Doctor leaders have demanded the government set a timetable for a possible shift to an opt-out transplant system.

The British Medical Association has written to Public Health Minister Aileen Campbell, asking her to clarify the timetable for a proposed consultation on organ donation laws.

It comes after new figures showed 400 people received potentially life-saving transplants last year in Scotland. However 36 people died and 66 people were removed from the transplant list, including those who have become too ill for surgery and the minister acknowledged that more needs to be done.

Read more: Opt-out transplant system could come to Scotland after patients die waiting for transplant

The Scottish Government said the consultation will take place "in the near future."

Earlier this year, a bill lodged by the former Labour MSP Anne McTaggart calling for a soft opt-out system - where families are still consulted - was rejected by MSPs by a slim majority.

The Scottish Government said they were unhappy with certain aspects of the bill, although not opposed to the principle of deemed consent.

In a last minute intervention, the then Public Health Minister, Maureen Watt laid an amendment in the debate stating the government would consult "immediately" with a view to legislating itself in 2017.

It is suggested that an automatic donor register could save up to 70 lives a year.

However the government has been accused of back-peddling on its pledge by saying it is consulting on a range of strategies to help increase organ donor rates.
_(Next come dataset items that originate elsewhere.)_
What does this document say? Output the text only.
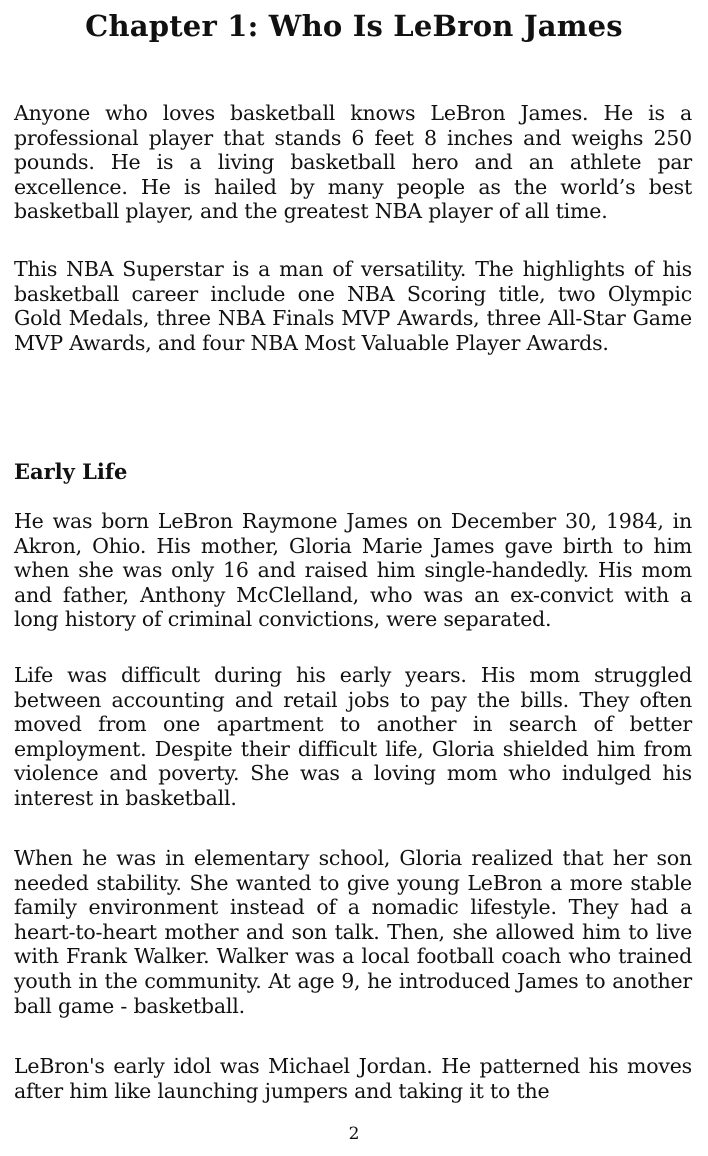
Chapter 1: Who Is LeBron James

Anyone who loves basketball knows LeBron James. He is a professional player that stands 6 feet 8 inches and weighs 250 pounds. He is a living basketball hero and an athlete par excellence. He is hailed by many people as the world’s best basketball player, and the greatest NBA player of all time.

This NBA Superstar is a man of versatility. The highlights of his basketball career include one NBA Scoring title, two Olympic Gold Medals, three NBA Finals MVP Awards, three All-Star Game MVP Awards, and four NBA Most Valuable Player Awards.

Early Life

He was born LeBron Raymone James on December 30, 1984, in Akron, Ohio. His mother, Gloria Marie James gave birth to him when she was only 16 and raised him single-handedly. His mom and father, Anthony McClelland, who was an ex-convict with a long history of criminal convictions, were separated.

Life was difficult during his early years. His mom struggled between accounting and retail jobs to pay the bills. They often moved from one apartment to another in search of better employment. Despite their difficult life, Gloria shielded him from violence and poverty. She was a loving mom who indulged his interest in basketball.

When he was in elementary school, Gloria realized that her son needed stability. She wanted to give young LeBron a more stable family environment instead of a nomadic lifestyle. They had a heart-to-heart mother and son talk. Then, she allowed him to live with Frank Walker. Walker was a local football coach who trained youth in the community. At age 9, he introduced James to another ball game - basketball.

LeBron's early idol was Michael Jordan. He patterned his moves after him like launching jumpers and taking it to the

2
Read more: Opt-out transplant system could come to Scotland after patients die waiting for transplant

Charities and the BMA say patients will continue to die needlessly while the government deliberates further on the issue. Labour say a full consultation has already been carried out, prior to the last bill.

Meanwhile, Mark Griffin, has taken forward a fresh bid to bring the opt-out system to Scotland.
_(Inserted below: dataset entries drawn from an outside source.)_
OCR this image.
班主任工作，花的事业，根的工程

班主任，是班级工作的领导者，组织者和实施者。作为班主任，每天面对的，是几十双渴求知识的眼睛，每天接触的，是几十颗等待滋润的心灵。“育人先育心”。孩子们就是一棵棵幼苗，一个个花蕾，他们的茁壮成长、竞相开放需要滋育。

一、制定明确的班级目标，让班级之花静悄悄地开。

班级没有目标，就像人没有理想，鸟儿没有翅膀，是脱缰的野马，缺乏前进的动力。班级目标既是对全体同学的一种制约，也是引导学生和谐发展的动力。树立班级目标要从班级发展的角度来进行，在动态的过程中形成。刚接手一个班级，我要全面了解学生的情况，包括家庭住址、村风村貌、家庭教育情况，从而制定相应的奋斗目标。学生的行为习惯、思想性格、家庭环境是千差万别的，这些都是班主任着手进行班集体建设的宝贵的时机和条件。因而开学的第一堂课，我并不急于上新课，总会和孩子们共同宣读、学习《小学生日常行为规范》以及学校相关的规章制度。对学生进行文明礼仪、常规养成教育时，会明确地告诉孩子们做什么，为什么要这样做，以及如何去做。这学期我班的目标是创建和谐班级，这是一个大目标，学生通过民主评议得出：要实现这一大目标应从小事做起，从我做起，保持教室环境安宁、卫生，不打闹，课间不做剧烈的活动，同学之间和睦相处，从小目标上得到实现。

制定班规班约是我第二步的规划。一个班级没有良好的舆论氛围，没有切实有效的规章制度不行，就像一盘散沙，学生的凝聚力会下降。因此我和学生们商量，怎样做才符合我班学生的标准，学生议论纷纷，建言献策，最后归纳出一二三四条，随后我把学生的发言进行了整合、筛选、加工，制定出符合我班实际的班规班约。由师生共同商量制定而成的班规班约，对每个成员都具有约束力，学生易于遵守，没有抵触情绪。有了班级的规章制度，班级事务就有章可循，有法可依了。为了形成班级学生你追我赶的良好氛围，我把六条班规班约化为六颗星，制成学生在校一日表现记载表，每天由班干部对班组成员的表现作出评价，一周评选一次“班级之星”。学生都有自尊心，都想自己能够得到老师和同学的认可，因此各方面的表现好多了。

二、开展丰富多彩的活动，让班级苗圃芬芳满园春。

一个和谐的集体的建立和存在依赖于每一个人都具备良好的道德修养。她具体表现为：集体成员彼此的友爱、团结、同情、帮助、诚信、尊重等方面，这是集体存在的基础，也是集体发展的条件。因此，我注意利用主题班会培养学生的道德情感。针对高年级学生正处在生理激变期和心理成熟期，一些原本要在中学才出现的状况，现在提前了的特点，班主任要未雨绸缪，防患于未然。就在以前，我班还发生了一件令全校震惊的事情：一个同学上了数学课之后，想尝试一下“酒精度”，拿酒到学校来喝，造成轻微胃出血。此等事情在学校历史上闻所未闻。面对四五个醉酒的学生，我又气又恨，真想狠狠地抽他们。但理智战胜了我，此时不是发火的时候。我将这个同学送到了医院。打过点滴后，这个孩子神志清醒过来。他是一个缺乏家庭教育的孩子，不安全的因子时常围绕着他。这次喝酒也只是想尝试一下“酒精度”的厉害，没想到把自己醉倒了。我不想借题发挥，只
Dr Sue Robertson, a member of the BMA’s Scottish Council, and a renal doctor in Dumfries: “It is good to see that donation rates have increased after a decrease in the previous year, but people are still dying whilst waiting for organs.

"Organ transplantation is an area that has seen amazing medical achievements but has not yet reached its full life-saving and life-transforming potential. We strongly believe that there is still more that can be done to improve organ donation rates and we have written to the Minister to ask her to clarify the timetable for the proposed consultation. All the time we waste means that more lives will be lost.”

Mark Griffin said: "One person dying whilst waiting for a transplant is one too many, but 36 in the last year is a horrifying number.

"We can save lives with a simple change to our law to move to a soft opt out system.

"That is why I am bringing forward a bill to change the law around organ donation."